Um templo de Harpócrates em Moçambique

Os “jihadistas” já nos revelaram o rosto, já nos falaram dos seus megaprojectos de terror e, no meio de tudo isso, parece-me que o Governo se esconde por detrás da cortina, em silêncio, como um actor que não conhece o seu papel mesmo tendo o guião da peça na mão.

O Governo de Moçambique estende uma manga da camisa na boca e faz um estrondo de silêncio aos jihadistas que raptam Cabo Delgado e espalham cápsulas de terror em todas aldeias e vilas. O silêncio cresce em todo país, e debaixo desse silêncio os ditos insurgentes içam no cocuruto da província o punho das suas bandeiras, realojam a população nas matas e obrigam-na a cultivar passos de fugas com a enxada dos pés.

Tanto horror em Cabo Delgado e o Governo estende mais a manga da camisa na boca e faz um estrondo de silêncio. Os jihadistas já nos revelaram o rosto, já nos falaram dos seus megaprojectos de terror e, no meio de tudo isso, parece-me que o Governo se esconde por detrás da cortina, em silêncio, como um actor que não conhece o seu papel mesmo tendo o guião da peça na mão.

As esquadras são invadidas e esvaziadas, os jovens das forças de defesa e segurança vêem as suas cadernetas militares convertidas pelos jihadistas em certidões de óbito que não chegam aos seus familiares — as famílias identificam os seus pelas cabeças nos vídeos que inundam as redes sociais. Os corpos dos jovens das forças de defesa e segurança nunca chegam aos seus familiares, viram troféus dos jihadistas conheço famílias, aqui em Maputo, que tiveram de fazer missas a retratos rodeados de velas porque não tiveram corpos, famílias que, de emboscada em emboscada dos jihadistas, perdem um pai, um filho, um irmão. E são jovens pobres que são entornados em Cabo Delgado e obedecem às regras dos seus superiores, que não estão em Cabo Delgado. 

Há dias, 52 jovens foram executados em Cabo Delgado, duma só vez, por se recusarem a aliar-se aos jihadistas, e o Governo fez o mesmo exercício: estendeu uma manga da camisa na boca e fez um estrondo de silêncio que não se entende. Os jihadistas já arrancaram o carro da polícia, já usaram as armas do nosso exército, já vestiram o uniforme da nossa polícia e do exército, já recrutaram uma réstia de jovens nacionais desempregados para as suas fileiras, e nada disso arranca a manga da camisa da boca do nosso governo nem cala o estrondo de silêncio.

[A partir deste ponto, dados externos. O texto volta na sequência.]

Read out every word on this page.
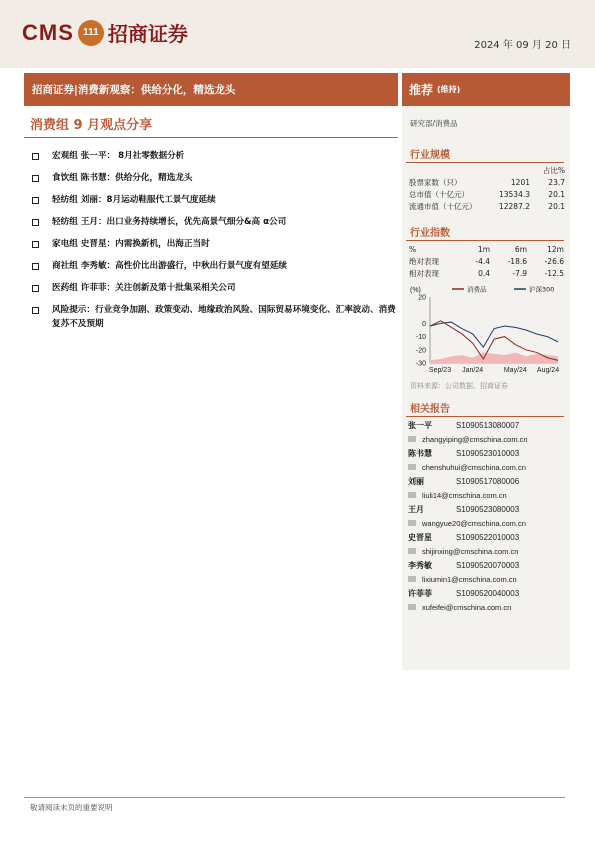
CMS 111 招商证券	2024 年 09 月 20 日
招商证券|消费新观察：供给分化，精选龙头
消费组 9 月观点分享
宏观组 张一平： 8月社零数据分析
食饮组 陈书慧：供给分化，精选龙头
轻纺组 刘丽：8月运动鞋服代工景气度延续
轻纺组 王月：出口业务持续增长，优先高景气细分&高 α公司
家电组 史晋星：内需换新机，出海正当时
商社组 李秀敏：高性价比出游盛行，中秋出行景气度有望延续
医药组 许菲菲：关注创新及第十批集采相关公司
风险提示：行业竞争加剧、政策变动、地缘政治风险、国际贸易环境变化、汇率波动、消费复苏不及预期
推荐 (维持)
研究部/消费品
行业规模
占比%
股票家数（只）	1201	23.7
总市值（十亿元）	13534.3	20.1
流通市值（十亿元）	12287.2	20.1
行业指数
%	1m	6m	12m
绝对表现	-4.4	-18.6	-26.6
相对表现	0.4	-7.9	-12.5
(%)
20
0
-10
-20
-30
消费品	沪深300
Sep/23 Jan/24	May/24 Aug/24
资料来源：公司数据、招商证券
相关报告
张一平	S1090513080007
zhangyiping@cmschina.com.cn
陈书慧	S1090523010003
chenshuhui@cmschina.com.cn
刘丽	S1090517080006
liuli14@cmschina.com.cn
王月	S1090523080003
wangyue20@cmschina.com.cn
史晋星	S1090522010003
shijinxing@cmschina.com.cn
李秀敏	S1090520070003
lixiumin1@cmschina.com.cn
许菲菲	S1090520040003
xufeifei@cmschina.com.cn
敬请阅读末页的重要说明
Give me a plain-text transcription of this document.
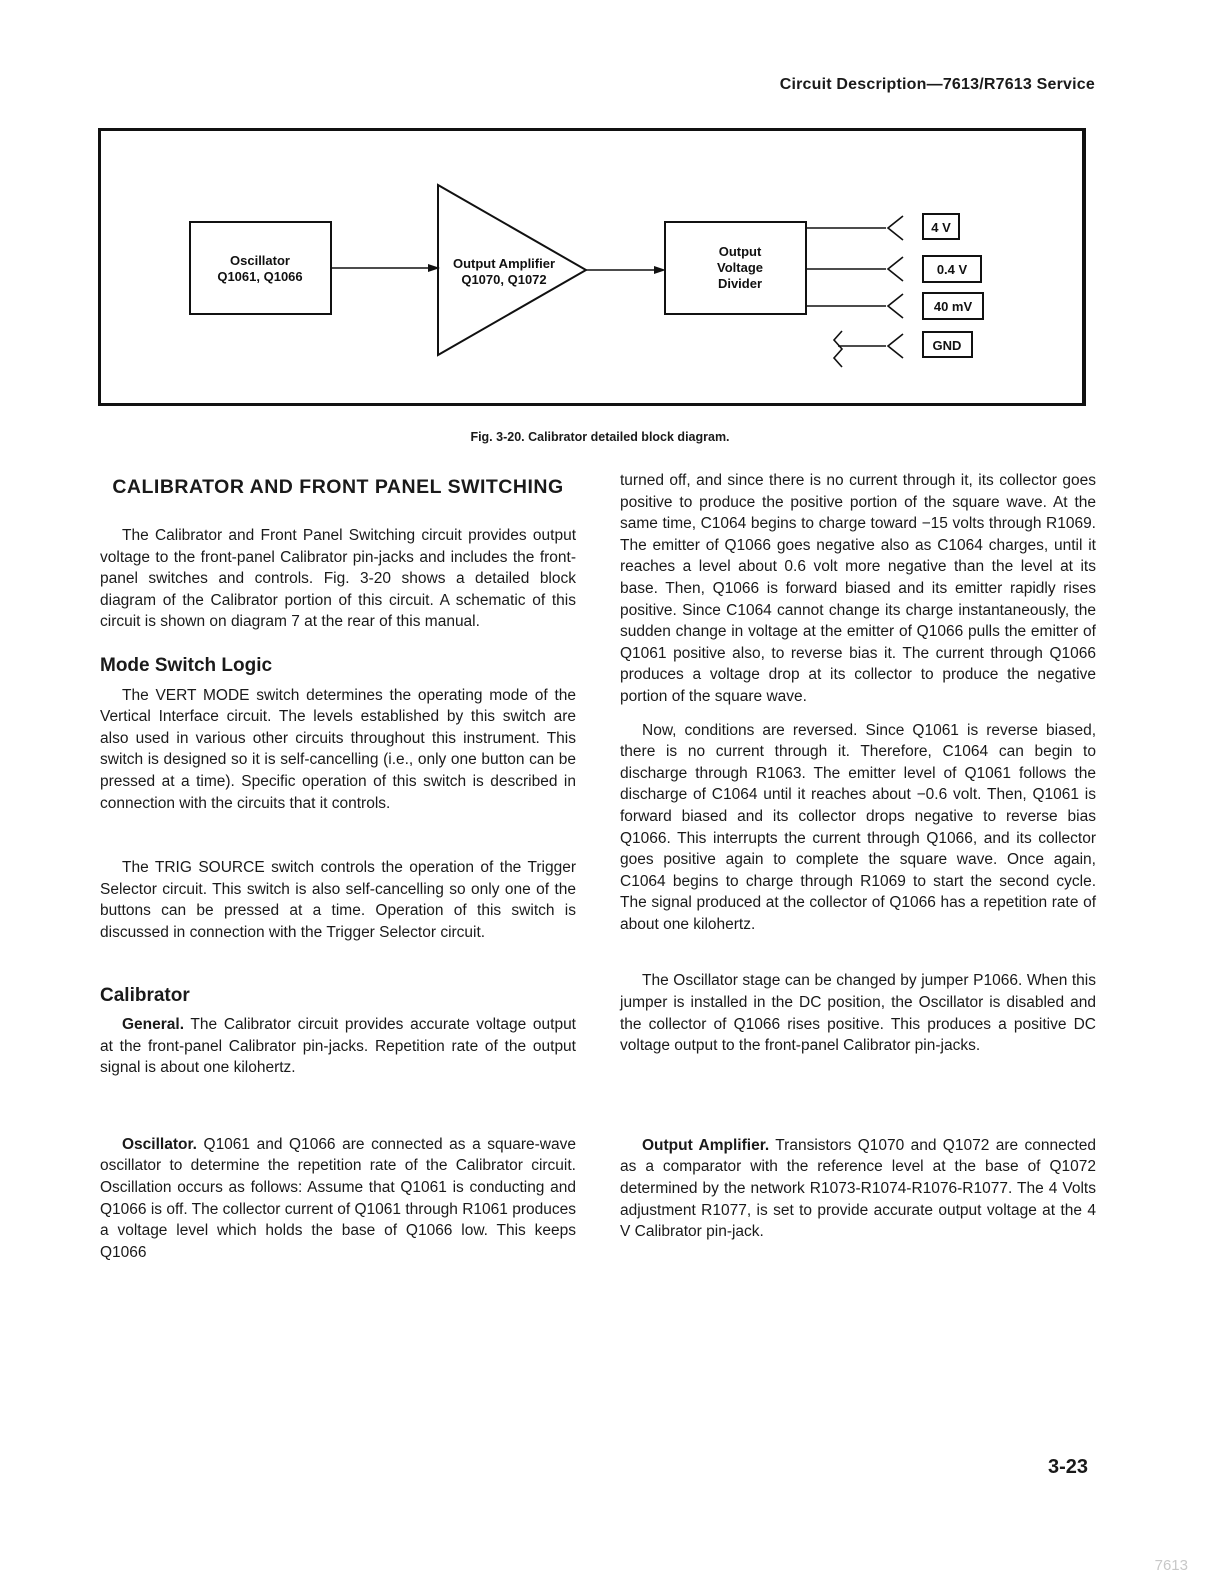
Circuit Description—7613/R7613 Service
Oscillator
Q1061, Q1066
Output Amplifier
Q1070, Q1072
Output
Voltage
Divider
4 V
0.4 V
40 mV
GND
Fig. 3-20. Calibrator detailed block diagram.
CALIBRATOR AND FRONT PANEL SWITCHING

The Calibrator and Front Panel Switching circuit provides output voltage to the front-panel Calibrator pin-jacks and includes the front-panel switches and controls. Fig. 3-20 shows a detailed block diagram of the Calibrator portion of this circuit. A schematic of this circuit is shown on diagram 7 at the rear of this manual.

Mode Switch Logic

The VERT MODE switch determines the operating mode of the Vertical Interface circuit. The levels established by this switch are also used in various other circuits throughout this instrument. This switch is designed so it is self-cancelling (i.e., only one button can be pressed at a time). Specific operation of this switch is described in connection with the circuits that it controls.

The TRIG SOURCE switch controls the operation of the Trigger Selector circuit. This switch is also self-cancelling so only one of the buttons can be pressed at a time. Operation of this switch is discussed in connection with the Trigger Selector circuit.

Calibrator

General. The Calibrator circuit provides accurate voltage output at the front-panel Calibrator pin-jacks. Repetition rate of the output signal is about one kilohertz.

Oscillator. Q1061 and Q1066 are connected as a square-wave oscillator to determine the repetition rate of the Calibrator circuit. Oscillation occurs as follows: Assume that Q1061 is conducting and Q1066 is off. The collector current of Q1061 through R1061 produces a voltage level which holds the base of Q1066 low. This keeps Q1066

turned off, and since there is no current through it, its collector goes positive to produce the positive portion of the square wave. At the same time, C1064 begins to charge toward −15 volts through R1069. The emitter of Q1066 goes negative also as C1064 charges, until it reaches a level about 0.6 volt more negative than the level at its base. Then, Q1066 is forward biased and its emitter rapidly rises positive. Since C1064 cannot change its charge instantaneously, the sudden change in voltage at the emitter of Q1066 pulls the emitter of Q1061 positive also, to reverse bias it. The current through Q1066 produces a voltage drop at its collector to produce the negative portion of the square wave.

Now, conditions are reversed. Since Q1061 is reverse biased, there is no current through it. Therefore, C1064 can begin to discharge through R1063. The emitter level of Q1061 follows the discharge of C1064 until it reaches about −0.6 volt. Then, Q1061 is forward biased and its collector drops negative to reverse bias Q1066. This interrupts the current through Q1066, and its collector goes positive again to complete the square wave. Once again, C1064 begins to charge through R1069 to start the second cycle. The signal produced at the collector of Q1066 has a repetition rate of about one kilohertz.

The Oscillator stage can be changed by jumper P1066. When this jumper is installed in the DC position, the Oscillator is disabled and the collector of Q1066 rises positive. This produces a positive DC voltage output to the front-panel Calibrator pin-jacks.

Output Amplifier. Transistors Q1070 and Q1072 are connected as a comparator with the reference level at the base of Q1072 determined by the network R1073-R1074-R1076-R1077. The 4 Volts adjustment R1077, is set to provide accurate output voltage at the 4 V Calibrator pin-jack.

3-23
7613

Não se fala do terror que se vive em Cabo Delgado, mas afasta-se a manga da boca para se discutir os subsídios de reintegração dos deputados; parece-me que não se pensa em “reintegrar” Cabo Delgado no nosso mapa com todos subsídios de sossego. Claro que os deputados são pagos uma “miséria”, mas não há pior miséria que esquecer uma província inteira, que se esconde nas matas com fardos de medo, uma província que pode não ser Moçambique, mas onde vivem moçambicanos.

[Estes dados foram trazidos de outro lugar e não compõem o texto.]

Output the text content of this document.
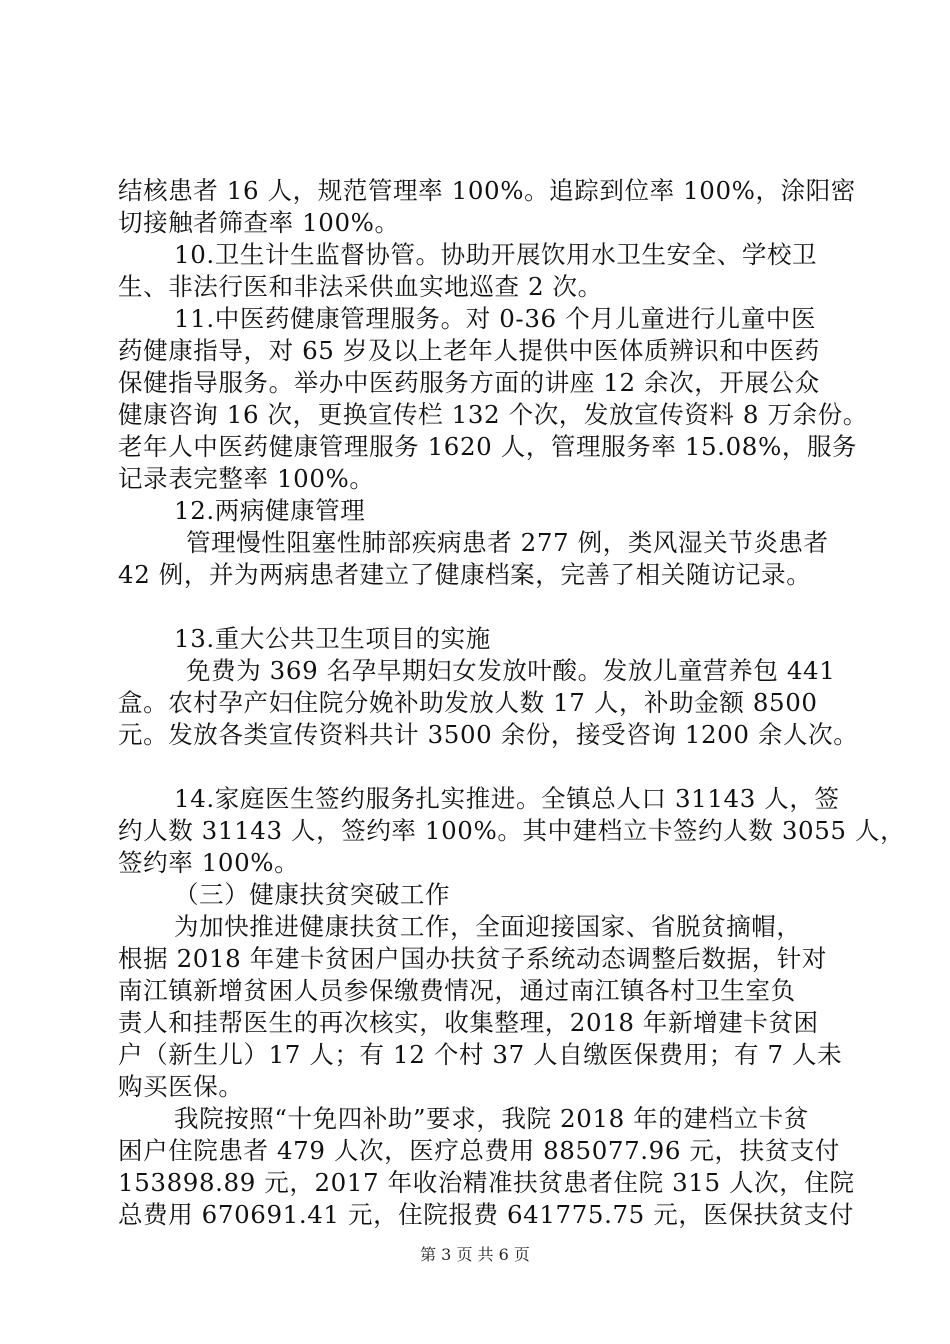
结核患者 16 人，规范管理率 100%。追踪到位率 100%，涂阳密
切接触者筛查率 100%。
10.卫生计生监督协管。协助开展饮用水卫生安全、学校卫
生、非法行医和非法采供血实地巡查 2 次。
11.中医药健康管理服务。对 0-36 个月儿童进行儿童中医
药健康指导，对 65 岁及以上老年人提供中医体质辨识和中医药
保健指导服务。举办中医药服务方面的讲座 12 余次，开展公众
健康咨询 16 次，更换宣传栏 132 个次，发放宣传资料 8 万余份。
老年人中医药健康管理服务 1620 人，管理服务率 15.08%，服务
记录表完整率 100%。
12.两病健康管理
管理慢性阻塞性肺部疾病患者 277 例，类风湿关节炎患者
42 例，并为两病患者建立了健康档案，完善了相关随访记录。
13.重大公共卫生项目的实施
免费为 369 名孕早期妇女发放叶酸。发放儿童营养包 441
盒。农村孕产妇住院分娩补助发放人数 17 人，补助金额 8500
元。发放各类宣传资料共计 3500 余份，接受咨询 1200 余人次。
14.家庭医生签约服务扎实推进。全镇总人口 31143 人，签
约人数 31143 人，签约率 100%。其中建档立卡签约人数 3055 人，
签约率 100%。
（三）健康扶贫突破工作
为加快推进健康扶贫工作，全面迎接国家、省脱贫摘帽，
根据 2018 年建卡贫困户国办扶贫子系统动态调整后数据，针对
南江镇新增贫困人员参保缴费情况，通过南江镇各村卫生室负
责人和挂帮医生的再次核实，收集整理，2018 年新增建卡贫困
户（新生儿）17 人；有 12 个村 37 人自缴医保费用；有 7 人未
购买医保。
我院按照“十免四补助”要求，我院 2018 年的建档立卡贫
困户住院患者 479 人次，医疗总费用 885077.96 元，扶贫支付
153898.89 元，2017 年收治精准扶贫患者住院 315 人次，住院
总费用 670691.41 元，住院报费 641775.75 元，医保扶贫支付
第 3 页 共 6 页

Nenhuma gota sobre Cabo Delgado na dita Casa do Povo. E são as igrejas que abandonam as orações no altar para falar de Cabo Delgado, é a imprensa privada que afasta as publicidades para falar de Cabo Delgado. E o silêncio é regra em todo este horror. Em Cabo Delgado os ataques são afastados para baixo do tapete, ninguém fala dos ataques, nos cafés nenhum sinal de conversa sobre os ataques; e há quem cuja actividade é vigiar os que falam dos ataques. Os que estão no terreno sabem que os jihadistas mandam cartas antes de atacar e mesmo assim a manga não sai da boca; desde 2017 que o governo anda com a manga na boca e quando a tira, para falar de Cabo Delgado, desdramatiza tudo. E enquanto isso, os “jihadistas” exibem em vídeos, nas redes sociais, cabeças, pernas e troncos de jovens, abatidos como animais em matadouros. E a manga não sai nem para o governo se assoar nem para bichanar...

Membros das forças de defesa e segurança fogem de Cabo Delgado, fazem vídeos escoiceando a população, o Estado Islâmico abre a janela do seu Amaq para reivindicar os ataques em Cabo Delgado, e o governo nem por um instante tira a manga para reivindicar uma tosse qualquer que não é sua. O governo estende uma manga da camisa na boca e faz um estrondo de silêncio aos jihadistas e, no meio disso tudo, ergue-se um templo, em Moçambique, para Harpócrates, o deus do silêncio. E espero que o governo não tire a manga da boca,  de supetão, tarde depois de ter a voz saqueada pelos jihadistas.